The Madam and the Spymaster: The Secret History of the Most Famous Brothel in Wartime Berlin by Nigel Jones, Urs Brenner,
and Dr. Julia Schrammel

After sundown, at a respectable address in Berlin, Nazi libertines went in and out of Salon Kitty, a brothel that was an illicit little toast to the Weimar years. Inside, a single mother from Hamburg popped corks for Hitler’s minions and adversaries alike. The S.S. used the louche environment to spy on Kitty’s besotted patrons, through mikes in the upholstery and clerks in the basement. The transcripts are lost to time, and we can’t be sure whether the sex workers even knew about the side hustle. But the authors of The Madam and the Spymaster listen carefully, sorting through 80 years of echoes.

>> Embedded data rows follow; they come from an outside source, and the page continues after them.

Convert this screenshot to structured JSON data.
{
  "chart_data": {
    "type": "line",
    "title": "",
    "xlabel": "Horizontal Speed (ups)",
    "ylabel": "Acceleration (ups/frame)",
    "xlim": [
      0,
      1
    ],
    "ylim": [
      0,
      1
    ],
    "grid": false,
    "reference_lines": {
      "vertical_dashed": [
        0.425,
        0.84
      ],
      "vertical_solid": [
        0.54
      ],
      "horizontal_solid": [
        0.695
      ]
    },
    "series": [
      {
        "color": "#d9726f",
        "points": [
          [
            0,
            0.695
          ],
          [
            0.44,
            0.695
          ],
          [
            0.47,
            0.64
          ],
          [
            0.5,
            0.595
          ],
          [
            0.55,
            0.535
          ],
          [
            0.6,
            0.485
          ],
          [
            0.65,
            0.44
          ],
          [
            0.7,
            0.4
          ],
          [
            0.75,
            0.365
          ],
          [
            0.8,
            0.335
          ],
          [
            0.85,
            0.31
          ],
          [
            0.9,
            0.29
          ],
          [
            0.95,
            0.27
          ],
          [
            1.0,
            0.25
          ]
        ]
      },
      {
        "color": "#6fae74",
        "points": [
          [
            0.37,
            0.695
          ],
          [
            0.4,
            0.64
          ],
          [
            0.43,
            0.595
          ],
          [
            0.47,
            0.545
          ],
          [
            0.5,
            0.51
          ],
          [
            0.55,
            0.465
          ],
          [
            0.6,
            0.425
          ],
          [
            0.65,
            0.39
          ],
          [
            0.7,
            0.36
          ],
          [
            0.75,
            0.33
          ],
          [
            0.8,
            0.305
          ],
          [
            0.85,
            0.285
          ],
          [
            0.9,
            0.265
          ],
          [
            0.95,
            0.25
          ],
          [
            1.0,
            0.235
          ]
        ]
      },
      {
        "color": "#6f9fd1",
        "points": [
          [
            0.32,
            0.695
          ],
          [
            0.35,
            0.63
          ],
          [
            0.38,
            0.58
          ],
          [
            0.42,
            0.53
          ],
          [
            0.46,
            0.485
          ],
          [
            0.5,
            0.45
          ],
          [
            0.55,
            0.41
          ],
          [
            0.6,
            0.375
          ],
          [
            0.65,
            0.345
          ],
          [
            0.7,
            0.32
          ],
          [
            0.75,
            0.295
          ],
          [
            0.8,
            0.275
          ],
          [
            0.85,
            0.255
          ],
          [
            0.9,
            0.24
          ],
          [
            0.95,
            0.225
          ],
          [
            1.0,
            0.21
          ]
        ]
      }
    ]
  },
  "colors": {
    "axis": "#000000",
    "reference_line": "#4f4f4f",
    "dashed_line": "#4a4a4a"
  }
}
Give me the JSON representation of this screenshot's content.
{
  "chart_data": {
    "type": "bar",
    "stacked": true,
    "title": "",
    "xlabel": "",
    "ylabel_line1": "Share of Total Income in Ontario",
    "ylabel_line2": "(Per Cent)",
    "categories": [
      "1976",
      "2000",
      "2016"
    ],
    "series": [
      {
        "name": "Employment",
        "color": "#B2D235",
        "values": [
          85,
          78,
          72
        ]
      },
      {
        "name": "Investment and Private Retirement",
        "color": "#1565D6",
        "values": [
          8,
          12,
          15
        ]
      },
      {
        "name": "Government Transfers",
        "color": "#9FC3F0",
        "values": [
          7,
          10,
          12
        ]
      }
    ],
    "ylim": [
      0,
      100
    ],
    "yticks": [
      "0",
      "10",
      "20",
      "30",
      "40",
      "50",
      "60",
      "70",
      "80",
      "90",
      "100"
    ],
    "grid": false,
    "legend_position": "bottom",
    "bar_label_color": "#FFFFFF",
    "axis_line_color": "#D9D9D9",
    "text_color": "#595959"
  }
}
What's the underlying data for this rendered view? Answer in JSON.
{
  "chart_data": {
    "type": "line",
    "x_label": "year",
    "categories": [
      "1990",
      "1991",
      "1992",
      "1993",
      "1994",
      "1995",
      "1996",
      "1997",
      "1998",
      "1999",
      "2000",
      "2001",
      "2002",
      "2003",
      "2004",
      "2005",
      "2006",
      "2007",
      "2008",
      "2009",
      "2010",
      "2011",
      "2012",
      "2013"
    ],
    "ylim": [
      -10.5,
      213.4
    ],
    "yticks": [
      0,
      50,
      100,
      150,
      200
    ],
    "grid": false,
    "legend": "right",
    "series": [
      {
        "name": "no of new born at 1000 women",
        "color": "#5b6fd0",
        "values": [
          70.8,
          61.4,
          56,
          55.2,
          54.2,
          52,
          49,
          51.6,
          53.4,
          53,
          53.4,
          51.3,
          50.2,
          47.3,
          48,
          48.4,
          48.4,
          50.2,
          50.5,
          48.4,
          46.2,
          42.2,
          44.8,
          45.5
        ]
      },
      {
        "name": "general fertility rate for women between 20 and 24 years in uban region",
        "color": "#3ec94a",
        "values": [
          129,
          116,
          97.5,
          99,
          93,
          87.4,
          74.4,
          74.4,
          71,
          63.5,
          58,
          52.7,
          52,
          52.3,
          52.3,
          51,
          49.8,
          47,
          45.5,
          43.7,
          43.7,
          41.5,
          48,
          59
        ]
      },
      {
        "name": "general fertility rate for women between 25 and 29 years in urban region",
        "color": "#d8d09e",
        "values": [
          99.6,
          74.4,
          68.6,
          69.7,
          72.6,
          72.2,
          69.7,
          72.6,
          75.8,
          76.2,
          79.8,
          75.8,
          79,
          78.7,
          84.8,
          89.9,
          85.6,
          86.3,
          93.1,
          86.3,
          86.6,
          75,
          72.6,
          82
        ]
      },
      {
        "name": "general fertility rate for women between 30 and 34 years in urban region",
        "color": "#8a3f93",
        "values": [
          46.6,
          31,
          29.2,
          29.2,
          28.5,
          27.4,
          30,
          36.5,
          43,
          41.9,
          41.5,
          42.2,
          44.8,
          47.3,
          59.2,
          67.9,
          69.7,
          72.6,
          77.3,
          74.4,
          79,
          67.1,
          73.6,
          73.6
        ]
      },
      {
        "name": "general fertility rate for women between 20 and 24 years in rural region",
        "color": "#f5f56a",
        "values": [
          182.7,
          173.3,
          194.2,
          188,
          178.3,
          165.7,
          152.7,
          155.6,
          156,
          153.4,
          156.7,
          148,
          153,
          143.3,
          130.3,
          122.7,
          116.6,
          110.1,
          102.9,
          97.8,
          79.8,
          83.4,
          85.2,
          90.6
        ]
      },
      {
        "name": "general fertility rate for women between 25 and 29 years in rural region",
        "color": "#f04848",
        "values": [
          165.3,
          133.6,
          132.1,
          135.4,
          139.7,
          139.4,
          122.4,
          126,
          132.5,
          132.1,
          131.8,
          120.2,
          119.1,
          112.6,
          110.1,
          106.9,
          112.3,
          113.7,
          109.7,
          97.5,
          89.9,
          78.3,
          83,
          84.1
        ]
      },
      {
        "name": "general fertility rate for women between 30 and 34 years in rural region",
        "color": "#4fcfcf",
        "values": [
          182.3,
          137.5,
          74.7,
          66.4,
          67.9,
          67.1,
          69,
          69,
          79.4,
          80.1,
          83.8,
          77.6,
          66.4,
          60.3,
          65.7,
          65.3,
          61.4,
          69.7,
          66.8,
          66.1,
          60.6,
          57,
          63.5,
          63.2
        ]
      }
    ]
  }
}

It’s tantalizing to imagine pillow talk changing the course of history. The concept of Salon Kitty has inspired biographers and filmmakers and memoirists with their semi-assertions and soft-core fantasies. The latest authors—Nigel Jones, Urs Brunner, and Dr. Julia Schrammel—strain to sort the facts. As they close in on the truth, the conclusion gets further away. Their nearly 300-page project is not an airtight testimony about what happened but a waltz through a whispery bordello, where something definitely happened.